There certainly is incentivized behaviour, potentially, for people to find a venue that they believe will be more sensitive to their cause, so you may very well have people avoiding the OPC and opting instead to go to the courts until such time as the law can be clarified. This would lead to more challenges until either the Federal Court of Appeal or the Supreme Court can make a determination in these particular instances, and then I think it's worth remembering that this goes back to living in the schema that's set out in CPPA.
In the government's view and version of the statute that's before members right now, the Privacy Commissioner receives complaints, makes investigations, makes determinations, uses the full tool kit available to the Privacy Commissioner and orders findings of violation and recommendations of administrative monetary penalties. Then, in the government version, if he or she goes the AMPs route, the tribunal rules on AMPs, and what is then only reviewable is not findings of fact. Again, the Privacy Commissioner's view would be determined as per the Privacy Commissioner's original findings. There are other amendments that are coming later, potentially, about making it judicially reviewable only if there's a determination.
Then you'd have one track potentially on the private right of action side that has this possibility for regular review and renewal on the part of the courts, because you get different courts reviewing it, and then, on the Privacy Commissioner side, findings of fact on their violation that will not be reviewed, because it's determined that he or she is actually the sole determinant of findings of fact and violation as it relates to the interpretation of the act.
You'd have two very jarring systems, because one has a ton of variability and one has privileged an actor to say, “You're the first-instance finding and we have belief in your capacity, and we'll only continue to appeal insofar as you potentially have made an error in law or potentially that we want to review the determination of the tribunal.”

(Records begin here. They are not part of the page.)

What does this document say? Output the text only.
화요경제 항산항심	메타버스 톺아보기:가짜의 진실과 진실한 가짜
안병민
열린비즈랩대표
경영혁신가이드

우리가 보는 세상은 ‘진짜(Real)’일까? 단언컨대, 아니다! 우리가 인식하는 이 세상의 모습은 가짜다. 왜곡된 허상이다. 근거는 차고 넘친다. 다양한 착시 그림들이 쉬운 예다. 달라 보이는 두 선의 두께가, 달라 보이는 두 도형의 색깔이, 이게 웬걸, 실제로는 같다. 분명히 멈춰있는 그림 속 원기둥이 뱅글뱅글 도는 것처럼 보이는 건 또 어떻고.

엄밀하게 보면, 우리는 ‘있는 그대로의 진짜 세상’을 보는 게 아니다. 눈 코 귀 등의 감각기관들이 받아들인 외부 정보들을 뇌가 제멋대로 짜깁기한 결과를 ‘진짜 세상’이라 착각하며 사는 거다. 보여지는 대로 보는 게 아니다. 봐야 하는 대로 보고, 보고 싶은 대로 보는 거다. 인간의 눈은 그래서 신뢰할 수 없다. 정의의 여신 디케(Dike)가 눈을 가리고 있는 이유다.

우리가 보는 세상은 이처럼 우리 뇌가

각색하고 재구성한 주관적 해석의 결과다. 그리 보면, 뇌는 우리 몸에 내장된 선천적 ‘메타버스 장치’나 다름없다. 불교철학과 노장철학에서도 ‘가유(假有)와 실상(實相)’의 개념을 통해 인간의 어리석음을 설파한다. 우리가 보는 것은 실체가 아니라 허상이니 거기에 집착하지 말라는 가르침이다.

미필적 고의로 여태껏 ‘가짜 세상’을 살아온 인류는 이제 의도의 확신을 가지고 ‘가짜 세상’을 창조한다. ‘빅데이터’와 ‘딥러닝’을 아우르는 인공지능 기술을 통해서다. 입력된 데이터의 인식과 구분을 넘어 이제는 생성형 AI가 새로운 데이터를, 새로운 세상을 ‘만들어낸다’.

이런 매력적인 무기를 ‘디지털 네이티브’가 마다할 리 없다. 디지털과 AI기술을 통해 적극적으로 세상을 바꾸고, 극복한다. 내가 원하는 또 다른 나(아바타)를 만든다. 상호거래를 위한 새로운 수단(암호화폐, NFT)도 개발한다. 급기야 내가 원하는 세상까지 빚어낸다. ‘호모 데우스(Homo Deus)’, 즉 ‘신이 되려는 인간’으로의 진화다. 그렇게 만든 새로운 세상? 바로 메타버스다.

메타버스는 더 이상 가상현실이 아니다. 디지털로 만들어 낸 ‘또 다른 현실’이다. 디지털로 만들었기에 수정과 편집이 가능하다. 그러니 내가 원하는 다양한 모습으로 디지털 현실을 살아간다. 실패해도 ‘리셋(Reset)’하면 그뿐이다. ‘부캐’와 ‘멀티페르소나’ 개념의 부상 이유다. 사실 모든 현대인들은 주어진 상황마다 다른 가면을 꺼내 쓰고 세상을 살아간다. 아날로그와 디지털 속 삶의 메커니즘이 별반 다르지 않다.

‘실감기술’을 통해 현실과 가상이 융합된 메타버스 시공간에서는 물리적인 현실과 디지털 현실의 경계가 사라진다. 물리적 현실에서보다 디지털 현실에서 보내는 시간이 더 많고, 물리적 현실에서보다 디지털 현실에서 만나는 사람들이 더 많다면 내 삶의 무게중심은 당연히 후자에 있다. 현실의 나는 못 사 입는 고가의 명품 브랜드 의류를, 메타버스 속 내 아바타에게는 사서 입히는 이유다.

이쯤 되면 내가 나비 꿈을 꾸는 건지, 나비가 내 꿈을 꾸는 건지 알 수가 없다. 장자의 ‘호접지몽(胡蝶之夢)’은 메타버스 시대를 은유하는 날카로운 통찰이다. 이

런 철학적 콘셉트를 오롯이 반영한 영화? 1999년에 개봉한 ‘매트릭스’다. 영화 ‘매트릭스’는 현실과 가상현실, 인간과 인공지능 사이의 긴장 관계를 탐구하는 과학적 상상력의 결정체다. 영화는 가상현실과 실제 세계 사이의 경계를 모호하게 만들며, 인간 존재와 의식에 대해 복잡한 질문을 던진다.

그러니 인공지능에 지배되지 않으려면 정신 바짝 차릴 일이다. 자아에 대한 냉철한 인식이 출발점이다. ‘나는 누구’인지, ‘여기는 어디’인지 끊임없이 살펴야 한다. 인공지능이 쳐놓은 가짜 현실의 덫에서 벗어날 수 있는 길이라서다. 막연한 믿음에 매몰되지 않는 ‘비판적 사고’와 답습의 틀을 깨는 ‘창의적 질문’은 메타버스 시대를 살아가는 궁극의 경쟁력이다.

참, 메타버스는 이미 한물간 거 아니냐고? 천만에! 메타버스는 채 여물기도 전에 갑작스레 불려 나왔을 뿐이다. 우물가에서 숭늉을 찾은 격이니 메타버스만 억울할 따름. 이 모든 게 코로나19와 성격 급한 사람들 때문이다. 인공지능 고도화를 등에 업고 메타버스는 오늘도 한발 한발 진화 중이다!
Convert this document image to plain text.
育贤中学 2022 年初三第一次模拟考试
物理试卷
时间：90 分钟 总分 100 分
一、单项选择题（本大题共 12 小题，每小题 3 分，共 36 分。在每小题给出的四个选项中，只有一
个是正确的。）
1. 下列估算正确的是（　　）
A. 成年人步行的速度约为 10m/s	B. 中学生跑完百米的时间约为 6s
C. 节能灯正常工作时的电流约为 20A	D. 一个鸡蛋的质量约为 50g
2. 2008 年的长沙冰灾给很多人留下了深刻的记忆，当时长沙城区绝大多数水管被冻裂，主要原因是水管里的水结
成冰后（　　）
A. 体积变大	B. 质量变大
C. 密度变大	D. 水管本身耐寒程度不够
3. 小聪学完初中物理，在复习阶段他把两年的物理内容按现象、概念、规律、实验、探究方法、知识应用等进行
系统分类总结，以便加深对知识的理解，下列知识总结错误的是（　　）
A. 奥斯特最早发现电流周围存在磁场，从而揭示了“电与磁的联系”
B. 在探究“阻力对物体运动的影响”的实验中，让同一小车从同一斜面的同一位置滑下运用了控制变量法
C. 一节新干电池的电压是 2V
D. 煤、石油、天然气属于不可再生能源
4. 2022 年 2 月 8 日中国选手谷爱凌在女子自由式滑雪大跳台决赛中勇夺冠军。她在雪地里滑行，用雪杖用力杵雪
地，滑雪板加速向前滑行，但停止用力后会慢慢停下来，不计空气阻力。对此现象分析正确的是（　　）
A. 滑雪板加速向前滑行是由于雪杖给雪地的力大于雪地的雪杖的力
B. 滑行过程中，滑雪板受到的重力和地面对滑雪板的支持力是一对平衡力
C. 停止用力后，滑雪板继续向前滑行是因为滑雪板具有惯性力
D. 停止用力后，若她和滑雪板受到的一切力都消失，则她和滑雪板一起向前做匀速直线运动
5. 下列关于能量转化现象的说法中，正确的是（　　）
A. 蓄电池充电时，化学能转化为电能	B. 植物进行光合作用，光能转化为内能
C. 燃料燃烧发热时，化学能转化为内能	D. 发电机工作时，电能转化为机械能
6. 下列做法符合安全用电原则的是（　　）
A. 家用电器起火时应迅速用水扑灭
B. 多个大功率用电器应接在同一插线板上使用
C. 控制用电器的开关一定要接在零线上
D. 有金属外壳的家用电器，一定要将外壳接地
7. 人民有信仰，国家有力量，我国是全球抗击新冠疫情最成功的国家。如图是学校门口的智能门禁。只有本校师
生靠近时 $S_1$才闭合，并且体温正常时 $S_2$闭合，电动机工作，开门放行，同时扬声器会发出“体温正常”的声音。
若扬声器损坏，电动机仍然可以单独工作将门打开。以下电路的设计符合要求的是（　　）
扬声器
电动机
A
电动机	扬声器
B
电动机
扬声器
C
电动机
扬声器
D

That's the last thing I'll say. There are other powers associated with that investigatory function that are quite important—the compulsion of information, for instance. They're a resource body for the purposes of investigating people's complaints about privacy. The court has the evidence that is provided to it, so the plaintiff and the defendant, in this particular case, will be the sole determinants of the information that the court can make a determination on, as opposed to in the case of the OPC, where they fill the record with what they need to be able to come to a determination on the fundamental violation or not.